With Kitty and Damnation, a rollicking yarn with bawdy wenches, comic hi-jinks and tragic mishaps, dramatist Joseph Crilly wants to take “theatre back to the way it was before TV and cinema”. Set in 1829 against a backdrop of social and political upheaval, this is a touching exploration of the passions that drive, destruct and delude the human spirit. At its core is a moving tale of wanting to better oneself against all the odds.

There are some impressive performances. There is the charming and fiesty heroine, Kitty (Amy Molloy), an aspiring actress from the bogs of Ireland, a wannabe lothario (Shane Armstrong), the great tragedian Edmund Keane (Edward Kingham) and a motley collection of snotty, uptight Brits.

The story follows Kitty’s efforts to break onto the London stage after an inspirational encounter with Keane in Belfast.
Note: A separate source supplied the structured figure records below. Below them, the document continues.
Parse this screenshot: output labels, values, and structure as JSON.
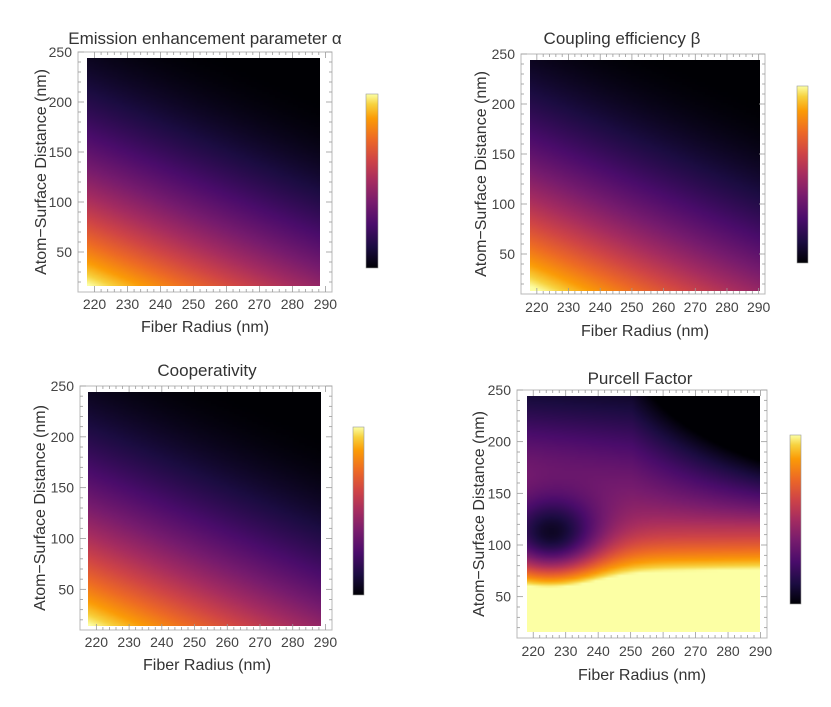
{
  "chart_data": [
    {
      "type": "heatmap",
      "title": "Emission enhancement parameter α",
      "xlabel": "Fiber Radius (nm)",
      "ylabel": "Atom−Surface Distance (nm)",
      "xlim": [
        215,
        292
      ],
      "ylim": [
        10,
        250
      ],
      "x_ticks": [
        220,
        230,
        240,
        250,
        260,
        270,
        280,
        290
      ],
      "y_ticks": [
        50,
        100,
        150,
        200,
        250
      ],
      "x_tick_labels": [
        "220",
        "230",
        "240",
        "250",
        "260",
        "270",
        "280",
        "290"
      ],
      "y_tick_labels": [
        "50",
        "100",
        "150",
        "200",
        "250"
      ],
      "colorbar": "inferno, dark = low, light = high",
      "pattern": "decays with atom-surface distance and fiber radius",
      "samples": [
        {
          "x": 220,
          "y": 20,
          "level": 0.97
        },
        {
          "x": 220,
          "y": 100,
          "level": 0.52
        },
        {
          "x": 220,
          "y": 200,
          "level": 0.12
        },
        {
          "x": 255,
          "y": 50,
          "level": 0.72
        },
        {
          "x": 255,
          "y": 150,
          "level": 0.22
        },
        {
          "x": 290,
          "y": 20,
          "level": 0.68
        },
        {
          "x": 290,
          "y": 100,
          "level": 0.2
        },
        {
          "x": 290,
          "y": 250,
          "level": 0.0
        }
      ]
    },
    {
      "type": "heatmap",
      "title": "Coupling efficiency β",
      "xlabel": "Fiber Radius (nm)",
      "ylabel": "Atom−Surface Distance (nm)",
      "xlim": [
        215,
        292
      ],
      "ylim": [
        10,
        250
      ],
      "x_ticks": [
        220,
        230,
        240,
        250,
        260,
        270,
        280,
        290
      ],
      "y_ticks": [
        50,
        100,
        150,
        200,
        250
      ],
      "x_tick_labels": [
        "220",
        "230",
        "240",
        "250",
        "260",
        "270",
        "280",
        "290"
      ],
      "y_tick_labels": [
        "50",
        "100",
        "150",
        "200",
        "250"
      ],
      "colorbar": "inferno, dark = low, light = high",
      "pattern": "decays with atom-surface distance and fiber radius",
      "samples": [
        {
          "x": 220,
          "y": 20,
          "level": 0.98
        },
        {
          "x": 220,
          "y": 100,
          "level": 0.55
        },
        {
          "x": 220,
          "y": 200,
          "level": 0.15
        },
        {
          "x": 255,
          "y": 50,
          "level": 0.72
        },
        {
          "x": 255,
          "y": 150,
          "level": 0.25
        },
        {
          "x": 290,
          "y": 20,
          "level": 0.65
        },
        {
          "x": 290,
          "y": 100,
          "level": 0.24
        },
        {
          "x": 290,
          "y": 250,
          "level": 0.0
        }
      ]
    },
    {
      "type": "heatmap",
      "title": "Cooperativity",
      "xlabel": "Fiber Radius (nm)",
      "ylabel": "Atom−Surface Distance (nm)",
      "xlim": [
        215,
        292
      ],
      "ylim": [
        10,
        250
      ],
      "x_ticks": [
        220,
        230,
        240,
        250,
        260,
        270,
        280,
        290
      ],
      "y_ticks": [
        50,
        100,
        150,
        200,
        250
      ],
      "x_tick_labels": [
        "220",
        "230",
        "240",
        "250",
        "260",
        "270",
        "280",
        "290"
      ],
      "y_tick_labels": [
        "50",
        "100",
        "150",
        "200",
        "250"
      ],
      "colorbar": "inferno, dark = low, light = high",
      "pattern": "decays with atom-surface distance and fiber radius",
      "samples": [
        {
          "x": 220,
          "y": 20,
          "level": 0.97
        },
        {
          "x": 220,
          "y": 100,
          "level": 0.55
        },
        {
          "x": 220,
          "y": 200,
          "level": 0.13
        },
        {
          "x": 255,
          "y": 50,
          "level": 0.73
        },
        {
          "x": 255,
          "y": 150,
          "level": 0.25
        },
        {
          "x": 290,
          "y": 20,
          "level": 0.7
        },
        {
          "x": 290,
          "y": 100,
          "level": 0.24
        },
        {
          "x": 290,
          "y": 250,
          "level": 0.0
        }
      ]
    },
    {
      "type": "heatmap",
      "title": "Purcell Factor",
      "xlabel": "Fiber Radius (nm)",
      "ylabel": "Atom−Surface Distance (nm)",
      "xlim": [
        215,
        292
      ],
      "ylim": [
        10,
        250
      ],
      "x_ticks": [
        220,
        230,
        240,
        250,
        260,
        270,
        280,
        290
      ],
      "y_ticks": [
        50,
        100,
        150,
        200,
        250
      ],
      "x_tick_labels": [
        "220",
        "230",
        "240",
        "250",
        "260",
        "270",
        "280",
        "290"
      ],
      "y_tick_labels": [
        "50",
        "100",
        "150",
        "200",
        "250"
      ],
      "colorbar": "inferno, dark = low, light = high",
      "pattern": "high near the surface; minimum near radius 225 nm at distance 100 nm; low at large radius and large distance",
      "samples": [
        {
          "x": 220,
          "y": 20,
          "level": 0.9
        },
        {
          "x": 225,
          "y": 100,
          "level": 0.1
        },
        {
          "x": 220,
          "y": 230,
          "level": 0.38
        },
        {
          "x": 255,
          "y": 40,
          "level": 0.82
        },
        {
          "x": 255,
          "y": 150,
          "level": 0.45
        },
        {
          "x": 290,
          "y": 20,
          "level": 0.97
        },
        {
          "x": 290,
          "y": 100,
          "level": 0.6
        },
        {
          "x": 290,
          "y": 250,
          "level": 0.05
        }
      ]
    }
  ]
}
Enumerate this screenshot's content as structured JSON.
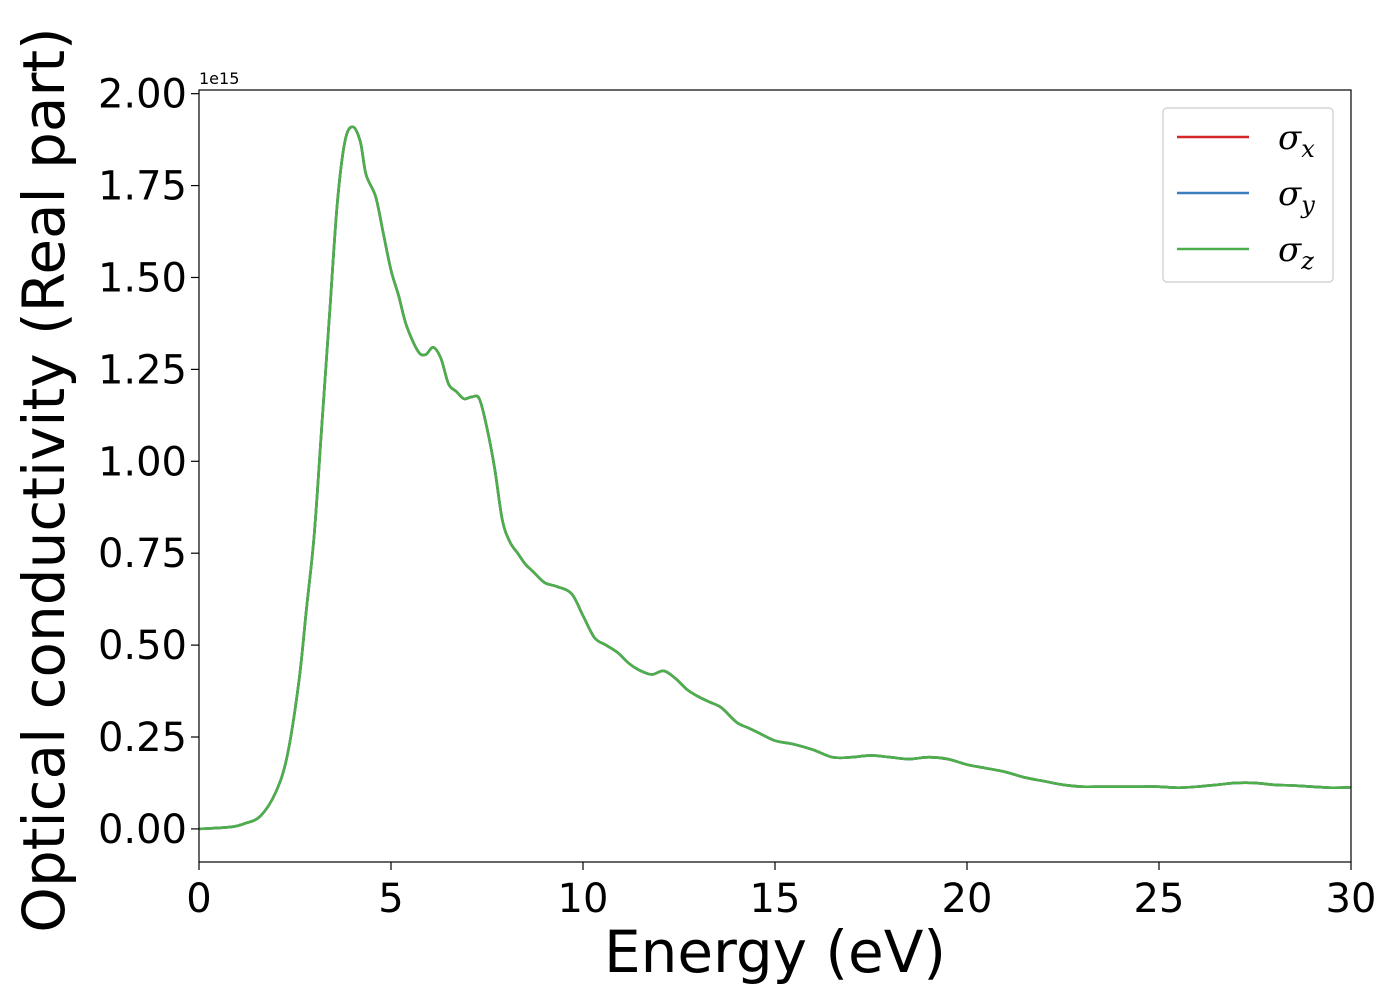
{
  "chart_data": {
    "type": "line",
    "title": "",
    "xlabel": "Energy (eV)",
    "ylabel": "Optical conductivity (Real part)",
    "y_offset_text": "1e15",
    "xlim": [
      0,
      30
    ],
    "ylim": [
      -0.09,
      2.01
    ],
    "xticks": [
      0,
      5,
      10,
      15,
      20,
      25,
      30
    ],
    "xtick_labels": [
      "0",
      "5",
      "10",
      "15",
      "20",
      "25",
      "30"
    ],
    "yticks": [
      0,
      0.25,
      0.5,
      0.75,
      1.0,
      1.25,
      1.5,
      1.75,
      2.0
    ],
    "ytick_labels": [
      "0.00",
      "0.25",
      "0.50",
      "0.75",
      "1.00",
      "1.25",
      "1.50",
      "1.75",
      "2.00"
    ],
    "grid": false,
    "legend_position": "top-right",
    "series": [
      {
        "name": "σx",
        "symbol": "σ",
        "subscript": "x",
        "color": "#d62728"
      },
      {
        "name": "σy",
        "symbol": "σ",
        "subscript": "y",
        "color": "#3a7ebf"
      },
      {
        "name": "σz",
        "symbol": "σ",
        "subscript": "z",
        "color": "#4daf4a"
      }
    ],
    "x": [
      0,
      0.8,
      1.2,
      1.6,
      2.0,
      2.3,
      2.6,
      2.8,
      3.0,
      3.2,
      3.4,
      3.6,
      3.8,
      4.0,
      4.2,
      4.35,
      4.6,
      4.8,
      5.0,
      5.2,
      5.4,
      5.7,
      5.9,
      6.1,
      6.3,
      6.5,
      6.7,
      6.9,
      7.1,
      7.3,
      7.5,
      7.7,
      7.9,
      8.1,
      8.3,
      8.5,
      8.7,
      9.0,
      9.3,
      9.7,
      10.0,
      10.3,
      10.6,
      10.9,
      11.2,
      11.5,
      11.8,
      12.1,
      12.4,
      12.7,
      13.0,
      13.3,
      13.6,
      14.0,
      14.3,
      14.6,
      15.0,
      15.5,
      16.0,
      16.5,
      17.0,
      17.5,
      18.0,
      18.5,
      19.0,
      19.5,
      20.0,
      20.5,
      21.0,
      21.5,
      22.0,
      22.5,
      23.0,
      23.5,
      24.0,
      24.5,
      25.0,
      25.5,
      26.0,
      26.5,
      27.0,
      27.5,
      28.0,
      28.5,
      29.0,
      29.5,
      30.0
    ],
    "values": [
      0.0,
      0.005,
      0.015,
      0.035,
      0.1,
      0.2,
      0.4,
      0.6,
      0.8,
      1.1,
      1.4,
      1.7,
      1.87,
      1.91,
      1.87,
      1.78,
      1.72,
      1.62,
      1.52,
      1.45,
      1.37,
      1.3,
      1.29,
      1.31,
      1.28,
      1.21,
      1.19,
      1.17,
      1.175,
      1.17,
      1.09,
      0.98,
      0.84,
      0.78,
      0.75,
      0.72,
      0.7,
      0.67,
      0.66,
      0.64,
      0.58,
      0.52,
      0.5,
      0.48,
      0.45,
      0.43,
      0.42,
      0.43,
      0.41,
      0.38,
      0.36,
      0.345,
      0.33,
      0.29,
      0.275,
      0.26,
      0.24,
      0.23,
      0.215,
      0.195,
      0.195,
      0.2,
      0.195,
      0.19,
      0.195,
      0.19,
      0.175,
      0.165,
      0.155,
      0.14,
      0.13,
      0.12,
      0.115,
      0.115,
      0.115,
      0.115,
      0.115,
      0.112,
      0.115,
      0.12,
      0.125,
      0.125,
      0.12,
      0.118,
      0.115,
      0.112,
      0.113
    ]
  }
}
The path of true love and ambition, however, turns out to be a farcical and ultimately tragic comedy of errors.

This is a bold and entertaining new work that boasts some terrific comic set-pieces, lively banter and some strong performances. As Kean, Kingham subtly captures the actor’s grandiosity and theatricality, resisting the temptation to over-act, and Molloy makes for an engagingly plucky if slightly bonkers heroine.

Unfortunately the first act is too lengthy and could do with cutting and the Anglo/Irish political tensions that serve as the backdrop never seem entirely relevant.